For dinner we had grilled chicken sausage with roasted potatoes, green beans and spinach salads.  My plate had 1 and a half sausages but I only ate 1.  The potatoes were my favorite part.  I cooked them at 415 for about 20 minutes and turned on the broiler for an extra 5.  I seasoned them with EVOO, Montreal Steak Seasoning and Garlic Gold.

Dinner 4 11


  • Trader Joe’s Spicy Chicken Sausage, 5 pts+
  • Baby Potatoes, 6 pts+
  • Green Beans, 0 pts+


  • Spinach
  • Mushrooms
  • Tomatoes
  • 1 Tbs Gorgonzola Cheese, 1 pts+
  • 1 Tbs Sunflower Seeds, 1 pts+
  • 1 Tbs Craisins, 1 pts+
  • 2 Tbs Annie’s Low Fat Raspberry Vinagarette, 1pts+

Salad 4 11

I enjoyed all of that for 15 points.  You may think thats high but I usually try and save about half of my daily points for dinner.  I had plenty to eat and was able to cross off a few healthy checks!  Hopefully I will have a better weigh in this week since I’m starting off right!

Do you have any tips for helping shin splints?


  1. Hey, I had problems with shin splints when I started running last year. I found that stretching out my calf muscles really well before and after running helped a bunch (and a little ice massage after). Also, when you are sitting, write the alphabet with your feet. It sounds silly, but it will build up the muscles across the shin and help keep them from hurting.

    • I stretched before tonight but I don’t think it was enough. The ice after felt great. I will work on the alphabet. Thanks for the tips!

  2. Also, try rolling a towel up on the floor with your toes. Also builds the muscles around the shins. Keep it up!
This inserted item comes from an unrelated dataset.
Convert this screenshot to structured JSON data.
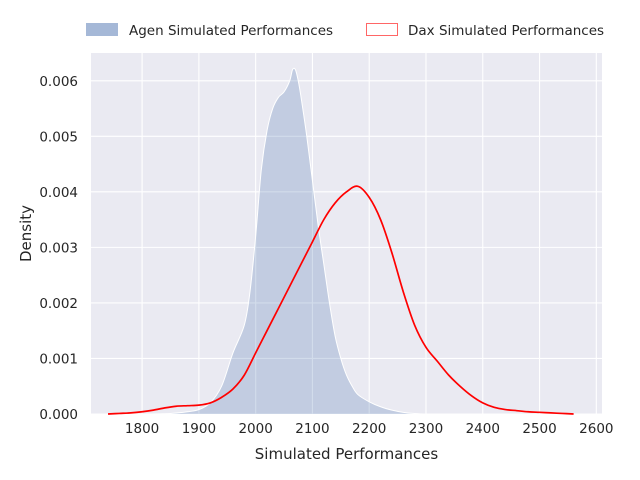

  3. Sheena – as a former field hockey player (where running is 110% required) I can tell you that the thing that helped me was compression. Now, I had trainers who would tape my shins every single day before practice. Granted you don’t have that; however, you can look in to compression socks or sleeves. A solid running store will know what you’re looking for. And, take an anti-inflammatory too. The only other suggestion I have is to look at your running shoes and make certain they are correct for your foot strike. And, look at maybe running every other day or every two days.

  4. Elizabeth says:

    it’s painful but icing after you run does help. Also, try this stretch-sit on the floor with your legs straight out in front of you. Point your toes and have Tony push down gently on the tops of your feet. Then flex your toes and have him push them back a little extra.